The paranoia started two weeks after the world was being infected. Countries turned their backs against countries, family against family. The paranoia led to murder in the third week. It was on the fourth week that the bombs fell. I can't remember what country pressed the button first. Iran maybe? North Korea? China? I can't remember, but it was all it took to send paranoid leaders into a scramble to press the button.
All of the uninfected rushed to secret bunkers, including me. I watched infected kill my family. I ran with people I didn't know into a bunker where we spent fourteen years, until the radiation levels were livable. We discovered one thing whenever we stepped out of that bunker, the infected didn't just live through the nuclear attacks, they thrived and mutated.
Which leads to this present moment, my last moments I know. I will die soon and I have almost accepted it, but almost is a strong word. So I trudge through the ash that cuts and stings me. I grab a ledge of the ash below my feet and yank until a shard that is as sharp as glass jerks free. I groan and hurl it behind me. I hear a small moan that tells me the monsters are right behind me. My hands are bloody from a cut that runs from the back to the front and the red drips between my fingers. It all seems so unreal. The ache in my lungs, the ash around me, the pain in my cut ankles, and now the blood that snakes down around my wrist can't be real.
A hand grabs my pack jerking me backwards. I scream out for anyone, but they can't hear me because they're already dead. I break through the layer of ash that reminds me of ice and lay flat on my back. Now I have cuts all over, but it won't matter in a while. In a while, nothing will matter.
There are three of the monsters; they used to be people like me back when the world was perfect. Now they are not human. The radiation has destroyed all of the melanin in their skin and hair, making them completely white. Their fingernails are more like talons now, like something out of a horror movie. The scariest part is their faces that are contorted and disproportionate. One has an extra eye on his forehead, another has abnormally large ears, and the last one has large teeth that protrude from his mouth like a crocodile or maybe a piranha. He raises a gun towards me while he shouts in a pattern of grunts to the others. I know it's the end, but there is only one thing I can do. I scream.
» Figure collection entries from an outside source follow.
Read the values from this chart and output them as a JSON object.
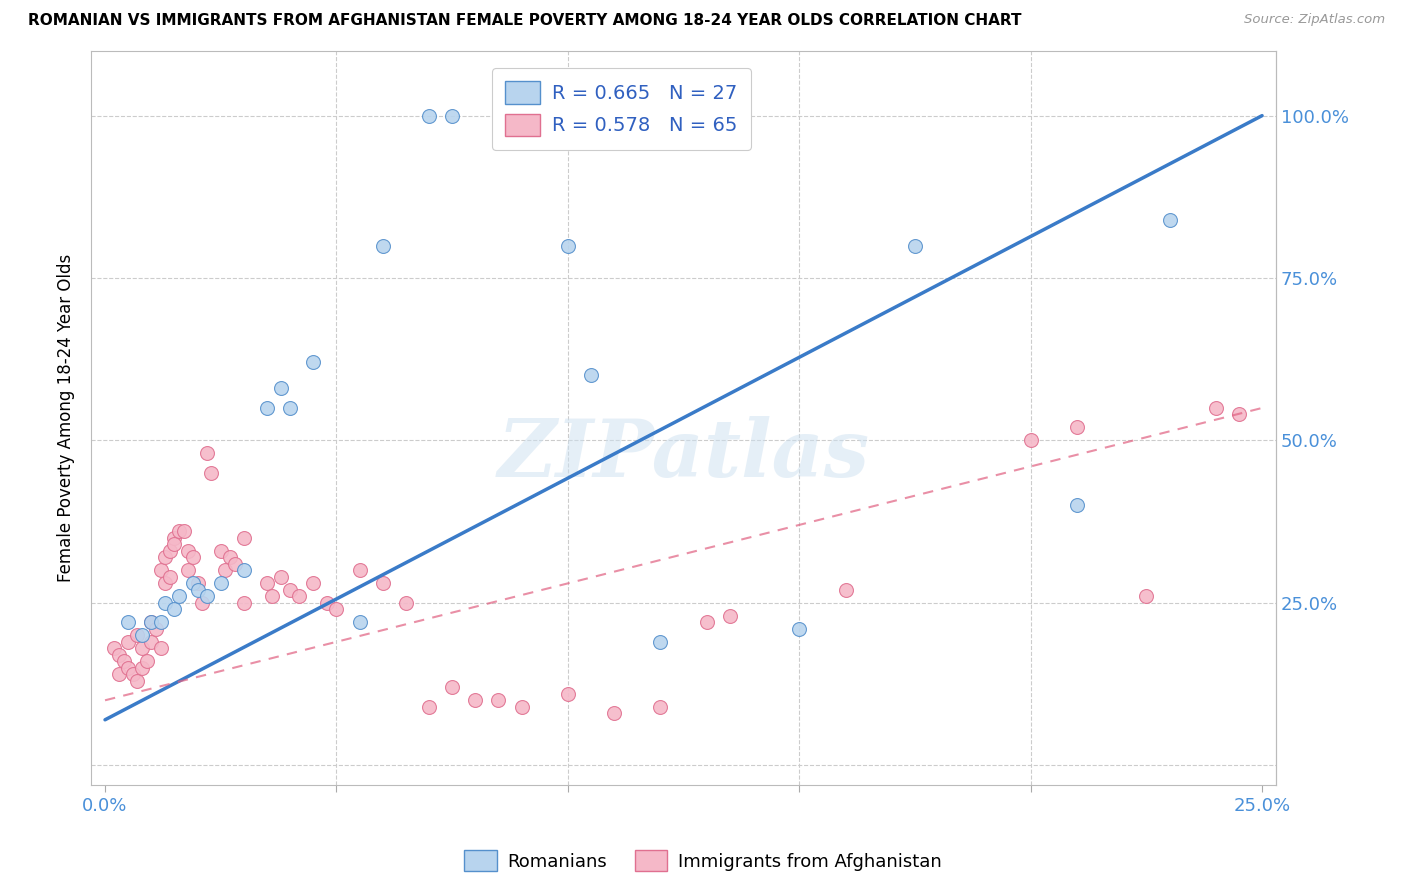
{
  "title": "ROMANIAN VS IMMIGRANTS FROM AFGHANISTAN FEMALE POVERTY AMONG 18-24 YEAR OLDS CORRELATION CHART",
  "source": "Source: ZipAtlas.com",
  "ylabel": "Female Poverty Among 18-24 Year Olds",
  "legend1_label": "R = 0.665   N = 27",
  "legend2_label": "R = 0.578   N = 65",
  "watermark": "ZIPatlas",
  "blue_fill": "#b8d4ee",
  "pink_fill": "#f5b8c8",
  "blue_edge": "#5590cc",
  "pink_edge": "#e07090",
  "blue_line_color": "#3a7bc8",
  "pink_line_color": "#e06080",
  "blue_scatter": [
    [
      0.5,
      22
    ],
    [
      0.8,
      20
    ],
    [
      1.0,
      22
    ],
    [
      1.2,
      22
    ],
    [
      1.3,
      25
    ],
    [
      1.5,
      24
    ],
    [
      1.6,
      26
    ],
    [
      1.9,
      28
    ],
    [
      2.0,
      27
    ],
    [
      2.2,
      26
    ],
    [
      2.5,
      28
    ],
    [
      3.0,
      30
    ],
    [
      3.5,
      55
    ],
    [
      3.8,
      58
    ],
    [
      4.0,
      55
    ],
    [
      4.5,
      62
    ],
    [
      5.5,
      22
    ],
    [
      6.0,
      80
    ],
    [
      7.0,
      100
    ],
    [
      7.5,
      100
    ],
    [
      10.0,
      80
    ],
    [
      10.5,
      60
    ],
    [
      12.0,
      19
    ],
    [
      15.0,
      21
    ],
    [
      17.5,
      80
    ],
    [
      21.0,
      40
    ],
    [
      23.0,
      84
    ]
  ],
  "pink_scatter": [
    [
      0.2,
      18
    ],
    [
      0.3,
      17
    ],
    [
      0.3,
      14
    ],
    [
      0.4,
      16
    ],
    [
      0.5,
      19
    ],
    [
      0.5,
      15
    ],
    [
      0.6,
      14
    ],
    [
      0.7,
      13
    ],
    [
      0.7,
      20
    ],
    [
      0.8,
      18
    ],
    [
      0.8,
      15
    ],
    [
      0.9,
      16
    ],
    [
      1.0,
      22
    ],
    [
      1.0,
      19
    ],
    [
      1.1,
      21
    ],
    [
      1.2,
      18
    ],
    [
      1.2,
      30
    ],
    [
      1.3,
      32
    ],
    [
      1.3,
      28
    ],
    [
      1.4,
      29
    ],
    [
      1.4,
      33
    ],
    [
      1.5,
      35
    ],
    [
      1.5,
      34
    ],
    [
      1.6,
      36
    ],
    [
      1.7,
      36
    ],
    [
      1.8,
      33
    ],
    [
      1.8,
      30
    ],
    [
      1.9,
      32
    ],
    [
      2.0,
      28
    ],
    [
      2.1,
      25
    ],
    [
      2.2,
      48
    ],
    [
      2.3,
      45
    ],
    [
      2.5,
      33
    ],
    [
      2.6,
      30
    ],
    [
      2.7,
      32
    ],
    [
      2.8,
      31
    ],
    [
      3.0,
      35
    ],
    [
      3.0,
      25
    ],
    [
      3.5,
      28
    ],
    [
      3.6,
      26
    ],
    [
      3.8,
      29
    ],
    [
      4.0,
      27
    ],
    [
      4.2,
      26
    ],
    [
      4.5,
      28
    ],
    [
      4.8,
      25
    ],
    [
      5.0,
      24
    ],
    [
      5.5,
      30
    ],
    [
      6.0,
      28
    ],
    [
      6.5,
      25
    ],
    [
      7.0,
      9
    ],
    [
      7.5,
      12
    ],
    [
      8.0,
      10
    ],
    [
      8.5,
      10
    ],
    [
      9.0,
      9
    ],
    [
      10.0,
      11
    ],
    [
      11.0,
      8
    ],
    [
      12.0,
      9
    ],
    [
      13.0,
      22
    ],
    [
      13.5,
      23
    ],
    [
      16.0,
      27
    ],
    [
      20.0,
      50
    ],
    [
      21.0,
      52
    ],
    [
      22.5,
      26
    ],
    [
      24.0,
      55
    ],
    [
      24.5,
      54
    ]
  ],
  "xlim": [
    0,
    25
  ],
  "ylim": [
    0,
    110
  ],
  "blue_line_x": [
    0,
    25
  ],
  "blue_line_y": [
    7,
    100
  ],
  "pink_line_x": [
    0,
    25
  ],
  "pink_line_y": [
    10,
    55
  ],
  "xticks": [
    0,
    5,
    10,
    15,
    20,
    25
  ],
  "xticklabels": [
    "0.0%",
    "",
    "",
    "",
    "",
    "25.0%"
  ],
  "yticks": [
    0,
    25,
    50,
    75,
    100
  ],
  "yticklabels": [
    "",
    "25.0%",
    "50.0%",
    "75.0%",
    "100.0%"
  ]
}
The gunshot echoes around him and the girl's screams fade off into the ash forest. The monster is dead. The infected boy stares at the blackened sky and lets the voices whisper to him like they usually do. The monster is dead. He has defeated the monster. He knows the voice is right. The girl was a monster and the monsters only wanted to kill him. You can only trust yourself, the voices whisper again. He hears a creak and his head snaps back to where the sound came from. Was it another monster? He wouldn't rest until all the monsters were dead.